HASSO HERING

A perspective from Oregon’s mid-Willamette Valley

Phone book progress? Really?

Written November 27th, 2015 by Hasso Hering
A phone book waits to be picked up near somebody's mailbox on Bryant Way earlier this week.

A phone book waits to be picked up near somebody’s mailbox on Bryant Way earlier this week.

You’d think there was a better way to deliver phone books. But then, why all those additional phone books in the first place?

On one of my bike routes, I see phone books on the ground next to mailboxes every few months. Or so it seems; I haven’t actually kept a log of when I saw them last before there was another batch this week.

I assume the phone book publishers can’t afford or don’t want to pay whatever it would cost to put their directories in the mail. So the delivery persons have to leave them on the ground, hoping somebody will pick them up and put them to use.

Across the country over the last 20 years or so, phone books proliferated to the point where people complained. The result was a system allowing you to opt out. All you have to do is call and get on the list.

At least two cities, San Francisco and Seattle, passed laws against distributing unwanted phone directories. The Seattle law was challenged on constitutional grounds, but a federal district court upheld it.

As for the distribution to individual addresses, I understand that only the Postal Service is allowed to put stuff in our mailboxes. That’s why the books end up in the dirt by the mailbox or, best case, on the steps by the front door.

In the digital age, and since the decline of land lines in favor of mobile phones without listed numbers, phone books have been shrinking in heft. You can’t use them any more as a booster seat for the little ones. For that you need encyclopedias. (What’s that, you ask? They’re big fat books you can pile in a stack that won’t collapse.)

There used to be one phone book, and that was more than useful. All people with phones were listed unless they paid something to be left out. In seconds you could look up people’s names and addresses, and their numbers too of course, without having to power up an expensive phone, tablet or other device and possibly having to pay a fee. Saved all kinds of time and money.

But that’s history, no matter how many companies still publish their own phone books because they can sell ads in them.

Progress in regard to phone books? Doesn’t look like it from where I sit. (hh)





5 responses to “Phone book progress? Really?”

  1. Mike Martin says:

    In the early years of Security Alarm Corportation, I felt I needed to be in every yellow page book in the areas I did business in as well as areas I wanted to do business in. So I was in every local, regional, county, multi-county, city, multi-city, etc., etc., yellow page book in Albany, Bend, Corvallis, Dallas, Eugene, Lebanon, Mill City, Newport, Lincoln City, Stayton, Sweet Home, Philomath, Scio, Silverton, Springfield, and all the smaller towns in between that had yellow pages. I spent way too much money on yellow pages. But the worst part was dealing with yellow page sales folks all having data that indicated their book was read more than the other books in the area.

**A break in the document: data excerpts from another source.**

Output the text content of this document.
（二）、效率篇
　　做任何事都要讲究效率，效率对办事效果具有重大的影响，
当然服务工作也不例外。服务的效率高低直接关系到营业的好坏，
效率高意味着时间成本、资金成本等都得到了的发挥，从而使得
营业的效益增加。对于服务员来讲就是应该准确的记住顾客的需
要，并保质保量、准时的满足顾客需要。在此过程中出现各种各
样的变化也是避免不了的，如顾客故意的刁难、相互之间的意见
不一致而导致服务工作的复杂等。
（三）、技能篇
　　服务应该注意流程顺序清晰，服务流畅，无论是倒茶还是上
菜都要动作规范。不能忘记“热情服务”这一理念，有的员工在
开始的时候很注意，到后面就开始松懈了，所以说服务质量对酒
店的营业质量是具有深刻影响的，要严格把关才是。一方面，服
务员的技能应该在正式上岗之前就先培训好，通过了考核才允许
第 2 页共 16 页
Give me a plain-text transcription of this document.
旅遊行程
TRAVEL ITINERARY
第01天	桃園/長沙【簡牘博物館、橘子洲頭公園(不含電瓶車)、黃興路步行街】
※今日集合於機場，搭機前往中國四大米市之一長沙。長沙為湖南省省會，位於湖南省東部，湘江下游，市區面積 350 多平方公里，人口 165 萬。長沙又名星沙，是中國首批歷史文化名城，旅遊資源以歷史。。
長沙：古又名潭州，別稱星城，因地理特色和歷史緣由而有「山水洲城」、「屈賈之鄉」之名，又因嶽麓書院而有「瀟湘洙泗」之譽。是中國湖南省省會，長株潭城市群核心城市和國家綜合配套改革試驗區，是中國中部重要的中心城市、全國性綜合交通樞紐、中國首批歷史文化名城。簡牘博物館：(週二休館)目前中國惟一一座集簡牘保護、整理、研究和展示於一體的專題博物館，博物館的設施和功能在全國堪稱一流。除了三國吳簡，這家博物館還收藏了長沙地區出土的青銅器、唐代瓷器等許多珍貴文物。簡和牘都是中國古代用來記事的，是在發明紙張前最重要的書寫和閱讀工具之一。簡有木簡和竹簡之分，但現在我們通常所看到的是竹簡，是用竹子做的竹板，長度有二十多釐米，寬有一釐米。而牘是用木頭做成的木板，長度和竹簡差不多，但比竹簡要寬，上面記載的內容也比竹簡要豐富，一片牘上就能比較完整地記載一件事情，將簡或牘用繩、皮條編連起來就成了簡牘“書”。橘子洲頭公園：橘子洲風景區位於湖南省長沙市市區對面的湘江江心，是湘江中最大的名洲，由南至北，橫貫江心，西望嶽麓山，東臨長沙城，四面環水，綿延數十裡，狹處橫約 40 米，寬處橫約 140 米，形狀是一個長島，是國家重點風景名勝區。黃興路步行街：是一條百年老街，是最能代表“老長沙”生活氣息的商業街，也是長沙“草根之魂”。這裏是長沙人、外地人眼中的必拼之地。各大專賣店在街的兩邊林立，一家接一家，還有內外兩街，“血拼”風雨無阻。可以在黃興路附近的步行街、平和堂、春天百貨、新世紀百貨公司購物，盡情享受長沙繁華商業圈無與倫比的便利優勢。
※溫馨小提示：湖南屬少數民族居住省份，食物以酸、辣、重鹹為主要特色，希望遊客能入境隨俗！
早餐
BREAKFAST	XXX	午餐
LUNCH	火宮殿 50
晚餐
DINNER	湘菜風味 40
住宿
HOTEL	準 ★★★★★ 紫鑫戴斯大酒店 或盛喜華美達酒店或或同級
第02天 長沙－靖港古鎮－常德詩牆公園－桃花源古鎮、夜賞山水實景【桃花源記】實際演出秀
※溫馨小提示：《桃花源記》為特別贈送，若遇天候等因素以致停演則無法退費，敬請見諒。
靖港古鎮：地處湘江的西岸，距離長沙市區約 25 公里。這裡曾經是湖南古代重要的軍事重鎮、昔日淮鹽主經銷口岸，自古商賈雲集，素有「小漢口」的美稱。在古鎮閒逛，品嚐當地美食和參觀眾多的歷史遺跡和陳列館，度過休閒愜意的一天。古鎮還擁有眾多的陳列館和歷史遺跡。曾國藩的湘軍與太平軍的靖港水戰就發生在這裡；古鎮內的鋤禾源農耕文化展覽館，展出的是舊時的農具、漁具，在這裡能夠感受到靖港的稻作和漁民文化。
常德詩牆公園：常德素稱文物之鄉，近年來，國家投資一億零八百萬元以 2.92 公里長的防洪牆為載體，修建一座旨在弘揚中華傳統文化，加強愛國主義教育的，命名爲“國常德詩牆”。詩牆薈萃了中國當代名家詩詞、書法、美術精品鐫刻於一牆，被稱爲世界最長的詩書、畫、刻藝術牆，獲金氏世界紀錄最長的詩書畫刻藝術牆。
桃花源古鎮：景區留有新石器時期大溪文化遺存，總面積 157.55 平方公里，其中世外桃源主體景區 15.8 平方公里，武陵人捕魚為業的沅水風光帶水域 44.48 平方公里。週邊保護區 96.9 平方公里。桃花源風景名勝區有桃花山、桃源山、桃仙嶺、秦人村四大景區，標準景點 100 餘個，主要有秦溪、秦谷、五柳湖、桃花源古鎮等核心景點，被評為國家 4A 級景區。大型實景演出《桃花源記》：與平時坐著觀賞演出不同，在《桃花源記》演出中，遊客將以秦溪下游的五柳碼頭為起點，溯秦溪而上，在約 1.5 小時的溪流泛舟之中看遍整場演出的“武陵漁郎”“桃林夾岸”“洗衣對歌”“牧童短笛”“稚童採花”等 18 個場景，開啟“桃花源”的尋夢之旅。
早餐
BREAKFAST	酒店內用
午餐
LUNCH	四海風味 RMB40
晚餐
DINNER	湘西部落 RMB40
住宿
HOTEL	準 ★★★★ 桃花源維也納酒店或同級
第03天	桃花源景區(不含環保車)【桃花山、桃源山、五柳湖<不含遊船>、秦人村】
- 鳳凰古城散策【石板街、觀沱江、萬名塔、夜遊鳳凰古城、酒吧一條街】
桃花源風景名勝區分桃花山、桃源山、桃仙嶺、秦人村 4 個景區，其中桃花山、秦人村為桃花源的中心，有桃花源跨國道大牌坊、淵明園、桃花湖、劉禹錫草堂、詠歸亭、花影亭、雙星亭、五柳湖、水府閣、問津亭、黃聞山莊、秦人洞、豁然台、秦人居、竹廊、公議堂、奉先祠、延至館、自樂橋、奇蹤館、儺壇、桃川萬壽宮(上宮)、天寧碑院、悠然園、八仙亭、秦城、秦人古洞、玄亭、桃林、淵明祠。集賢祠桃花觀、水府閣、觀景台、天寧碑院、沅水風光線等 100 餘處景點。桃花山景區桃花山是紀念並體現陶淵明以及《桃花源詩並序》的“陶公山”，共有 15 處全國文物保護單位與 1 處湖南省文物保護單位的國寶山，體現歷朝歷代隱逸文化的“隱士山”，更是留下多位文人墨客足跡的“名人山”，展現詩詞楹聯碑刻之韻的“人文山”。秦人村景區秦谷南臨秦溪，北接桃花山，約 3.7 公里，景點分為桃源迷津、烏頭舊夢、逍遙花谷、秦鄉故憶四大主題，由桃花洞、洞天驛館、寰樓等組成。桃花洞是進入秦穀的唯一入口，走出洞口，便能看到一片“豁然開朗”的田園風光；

In the later years I discovered that there are much more effective ways to spend my advertising dollars than overlapping yellow pages. This may not be true for other businesses but it was for mine. Yellow pages – don’t get me started.

  2. Richard Vannice says:

    We have had the same land line number since 1960 but it is no longer listed in the “DEX”phone book since we are not a Century Link customer. Guess Dex doesn’t know.

  3. Hazel M. Siebrecht says:

    I go by two abandoned phone books in plastic wrapping when I walk on Alexander Rd in Millersburg. They have been there for weeks, wet and bedraggled. I’d discard them but they are several blocks from my house and garbage can (not even recyclable now) and I don’t want to handle them. There must be a better way!

  4. CBonville says:

    Some things are slow to end as “progress” happens.

    I do wonder if the White and Yellow pages are still relevant for the lowest income bracket. Yet, oddly, too often (in my opinion) I see cell phones in the possession of persons that otherwise seem to destitute to have such a luxury. Yet, I also know how the modern world will pass you by (think, work opportunities) if you don’t stay connected.

  5. Oldtimer says:

    The phone book companies pay low wages and guarantee they print a given number.In Corvallis a pile is left at the front door weeks before students arrive. The same at apartments. Most are wasted. Some only go to business that paid for advertising. None go to customers. Sneaky. Just like the local paper throwing a special advertising edition out about Wednesdays. Some vacant properties have dozens rotting away. The City says it is not littering unless someone complains and that address is not delivered to again. Just like those phone books.